Por Dr Simon Benabou
Certamente não é a primeira vez que ouvem que
a história do povo judeu é única no mundo. Na verdade, se alguém tivesse
escrito uma História fictícia do futuro do mundo, cerca de 3.000 anos atrás, e
incluído nessa história a história real do povo judeu, isso seria considerado ridiculamente
impossível. É muito inacreditável para alguém levar isso a sério. Três mil anos
atrás era uma época em que não havia história como a conhecemos hoje: qualquer
registro do passado vinha na forma de histórias tribais que geralmente eram
transmitidas no boca-a-boca, histórias orais. Essas histórias tribais
simplesmente registravam as importantes genealogias da tribo de uma geração
para a seguinte e grandes eventos, como uma guerra ou uma migração. Tinha que
haver referências copiosas a quaisquer divindades que a tribo adorasse, pois
eram consideradas a fonte de tudo o que acontecia na vida naquela época. Enfim,
acontece que houve uma tal história tribal escrita há cerca de três mil anos que
tratava quase exclusivamente dos ancestrais do povo judeu, dos hebreus e dos
israelitas. Esta história tribal é chamada de Torá. Apesar de ser o alicerce da
identidade de toda uma nação, na sua essência é realmente uma história tribal,
afinal tudo começa com uma única pessoa, Avraham, e a pequena tribo de hebreus
que se reuniu ao seu redor.
O crescimento dessa tribo de quase
inexistente para se tornar massivamente grande ocorreu durante um período de
cerca de 200 anos, enquanto a tribo estava localizada no Egito, longe de sua
pátria escolhida. Se este livro de história imaginário foi escrito durante
esses 200 anos, simplesmente não há chance de que ele ousasse prever o que
eventualmente aconteceu. A crescente tribo foi escravizada. Durante a maior
parte desse tempo, seu futuro estava fadado à obscuridade ou à aniquilação
total. No entanto, emergiu dessa situação desesperadora não apenas livre para
forjar seu próprio destino, mas prometendo um destino que era glorioso demais
para ser imaginado. Tornou-se uma grande nação, os Israelitas. E foi unificada
sob um sistema de crenças que mudaria o mundo de maneiras que reverberam até
hoje. Quem teria acreditado que a crença desta nação em um Deus, em oposição às
muitas divindades que todos os outros adoravam naquela época, acabaria
ressoando com cerca de metade da população do mundo que adotaria essa crença
para se adequar às suas próprias situações culturais? Quem teria acreditado que
esse enorme grupo de escravos se tornaria uma das principais nações do antigo
Oriente Médio, cuja fama e influência sobreviveriam por muito tempo a seus
rivais mais poderosos, como os egípcios, os babilônios e os assírios?

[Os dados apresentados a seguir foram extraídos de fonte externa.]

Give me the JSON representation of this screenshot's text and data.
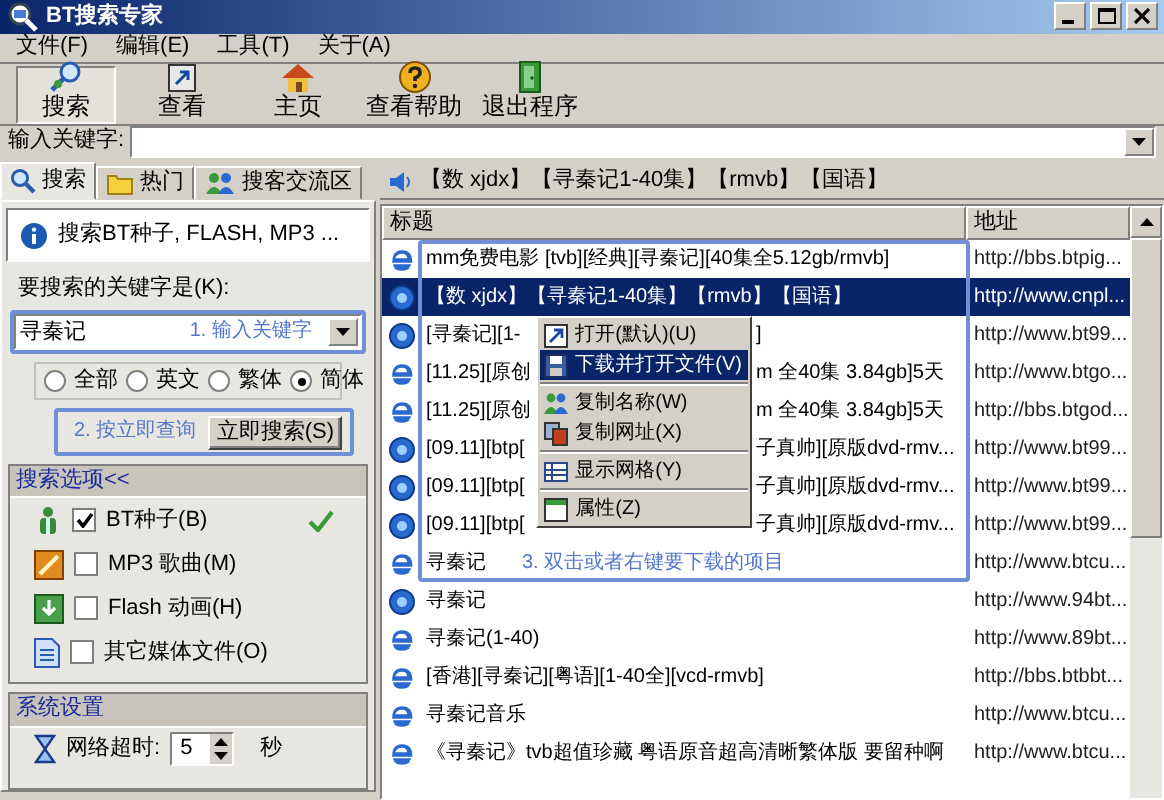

E isso é exatamente o que aconteceu na
história real. Por mais surpreendente que possa parecer, quando a história
improvável dos israelitas efetivamente terminou, a história ainda mais
improvável de seus herdeiros começou. Os israelitas foram para o exílio em
massa por volta de 2.600 anos atrás, em duas etapas com cerca de 150 ou mais
anos de diferença. Ambos os grupos foram exilados para terras a leste do antigo
Israel. Quando esse tipo de coisa aconteceu a uma nação prévia, sempre significou
o fim dessa nação, mas por algum motivo, que ninguém poderia ter previsto, isso
não aconteceu na segunda etapa desse exílio. Esses israelitas, agora conhecidos
como judeus, visto que em grande parte vieram da tribo de Judá, mantiveram suas
crenças e sua identidade como nação. Uma pequena porcentagem voltou para sua
terra natal dentro de mais um século. Este grupo, embora enfrentando grandes
chances de insucesso, sobreviveu além de qualquer expectativa razoável. Eles se
juntaram ao longo dos séculos por muitos de seus companheiros exilados de todo
o mundo antigo e por outros que de alguma forma se tornaram parte do povo
judeu. Eles reconstruíram seu templo central destruído e recriaram sua religião
de uma forma que manteve seus antigos rituais e crenças bíblicas, ao mesmo
tempo em que começaram a assumir uma estrutura que eventualmente se tornaria o
que hoje conhecemos como judaísmo. As primeiras raízes do judaísmo rabínico, o
judaísmo com o qual os judeus estão mais familiarizados do que seu ancestral
bíblico, nasceram durante esses séculos. Mas tão improvável quanto esse
renascimento, ainda mais improvável era uma segunda rodada de derrota e exílio,
desta vez nas mãos dos romanos. Este exílio viria a ser mais permanente do que
o primeiro. Durou um período inédito de quase 2.000 anos. As nações
simplesmente não sobrevivem tanto tempo no exílio. Elas desaparecem nas terras
para as quais foram exiladas, para nunca mais serem ouvidas.
Mas
por alguma razão, isso não pode ser explicado racionalmente.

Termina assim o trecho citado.